Palisade of Portaloos awaiting sunrise at the solstice
Whether it is on site at Stonehenge, through learning sites such as this, by the University of Buckingham, through television programmes to catch the public eye, Tweets, blogs, websites or any other means, those interested in continuing to develop the story of Stonehenge now have many of the concerns of the past and many more that were not considered – will there be equal access to the monument and its facilities for, for example, people of all nations, creeds, abilities, financial means and any other considerations that are considered to need special thought? How can the custodians of such an important icon accommodate the sometimes conflicting requirements of, for example, the Druids and the osteoarchaeologists? What would be the sensitivities of female visitors form certain cultures when they find that male cleaners come into the toilets? And talking of toilets, car parks, café services and all those practical matters, how does one cater for the 200,000 visitors in the month of August and the much smaller numbers in the winter, without providing facilities which stand unused for many months of the year. Difficult though these issues are, it is the coach loads of tourists, the bus loads of school children and the thousands of other visitors who provide the funds and the raison d’etre for the centre as it tries to be.

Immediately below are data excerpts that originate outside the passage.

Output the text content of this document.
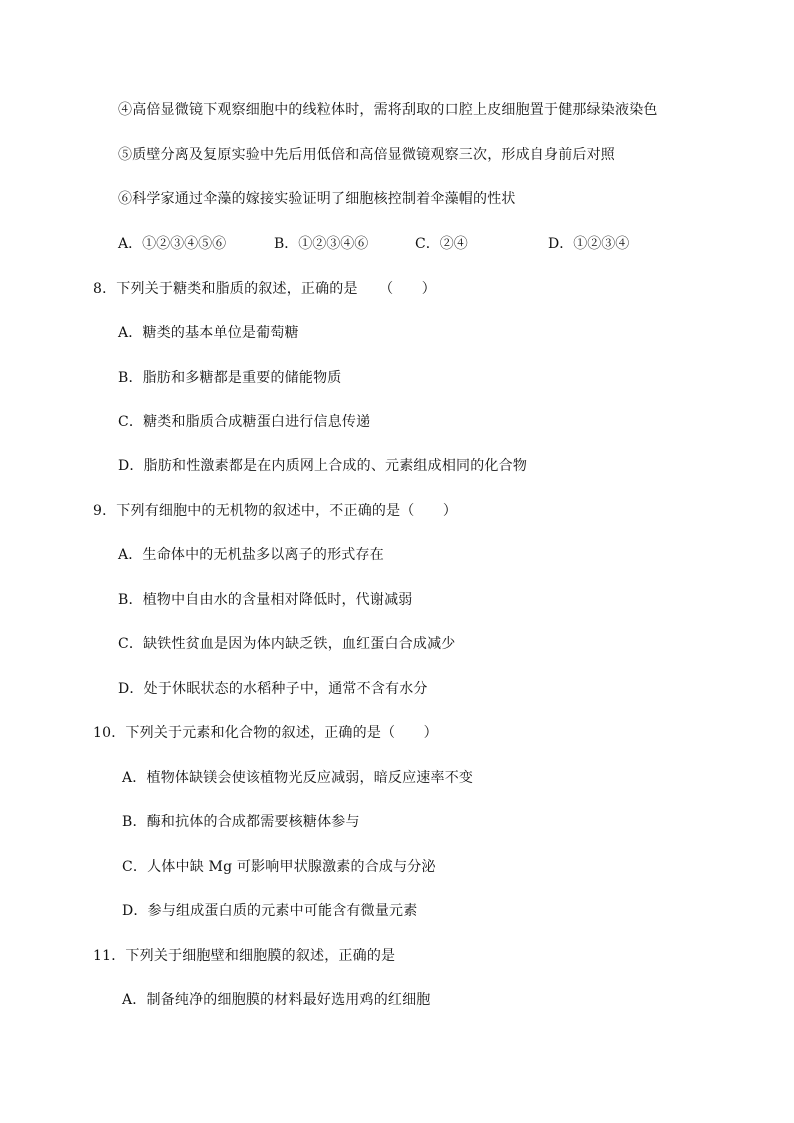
④高倍显微镜下观察细胞中的线粒体时，需将刮取的口腔上皮细胞置于健那绿染液染色
⑤质壁分离及复原实验中先后用低倍和高倍显微镜观察三次，形成自身前后对照
⑥科学家通过伞藻的嫁接实验证明了细胞核控制着伞藻帽的性状
A．①②③④⑤⑥	B．①②③④⑥	C．②④	D．①②③④
8．下列关于糖类和脂质的叙述，正确的是　　（　　）
A．糖类的基本单位是葡萄糖
B．脂肪和多糖都是重要的储能物质
C．糖类和脂质合成糖蛋白进行信息传递
D．脂肪和性激素都是在内质网上合成的、元素组成相同的化合物
9．下列有细胞中的无机物的叙述中，不正确的是（　　）
A．生命体中的无机盐多以离子的形式存在
B．植物中自由水的含量相对降低时，代谢减弱
C．缺铁性贫血是因为体内缺乏铁，血红蛋白合成减少
D．处于休眠状态的水稻种子中，通常不含有水分
10．下列关于元素和化合物的叙述，正确的是（　　）
A．植物体缺镁会使该植物光反应减弱，暗反应速率不变
B．酶和抗体的合成都需要核糖体参与
C．人体中缺 Mg 可影响甲状腺激素的合成与分泌
D．参与组成蛋白质的元素中可能含有微量元素
11．下列关于细胞壁和细胞膜的叙述，正确的是
A．制备纯净的细胞膜的材料最好选用鸡的红细胞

Filming cheesemaking in the Neolithic Houses
And lastly I return to the Neolithic life, and the important and exciting role of experimental archaeology. There has been a realization that the best academic brain in the world cannot always deduce, from archaeological remains, the practicalities of life in an age when there was no written language for us to consult. Many theories about prehistoric life are now tested out, using materials and where possible, tools that were known to exist, or which could have been used at the relevant times. And to help bring a greater understanding of Neolithic life to the public, Stonehenge Visitor centre has teamed up with the Ancient Technology Centre (ATC) to provide a small village of houses based on those excavated at Durrington Walls. Neolithic Houses nearing completion
The houses contain the tools and possessions that would have enabled a small group, possibly a family, to get on with the ordinary business of living, and perhaps helping to provide for someone who was building Stonehenge itself. Sometimes some of the experimental archaeologists, Neolithic practitioners or Stonehenge volunteers demonstrate the skills that were once common place. Visitors come from all over the world, and often talk of the similarities between traditional homes in their countries and the Neolithic houses. Neolithic House interior, Stonehenge
Bringing all these activities together, we can see that there is still a great interest in this unique monument, and that the Story of Stonehenge is far from finished. The research, the excavations, the interpretation and the experimentation will continue to uncover new aspects of life at the time, and education, exhibition and involvement will continue to share the experience with a much wider public.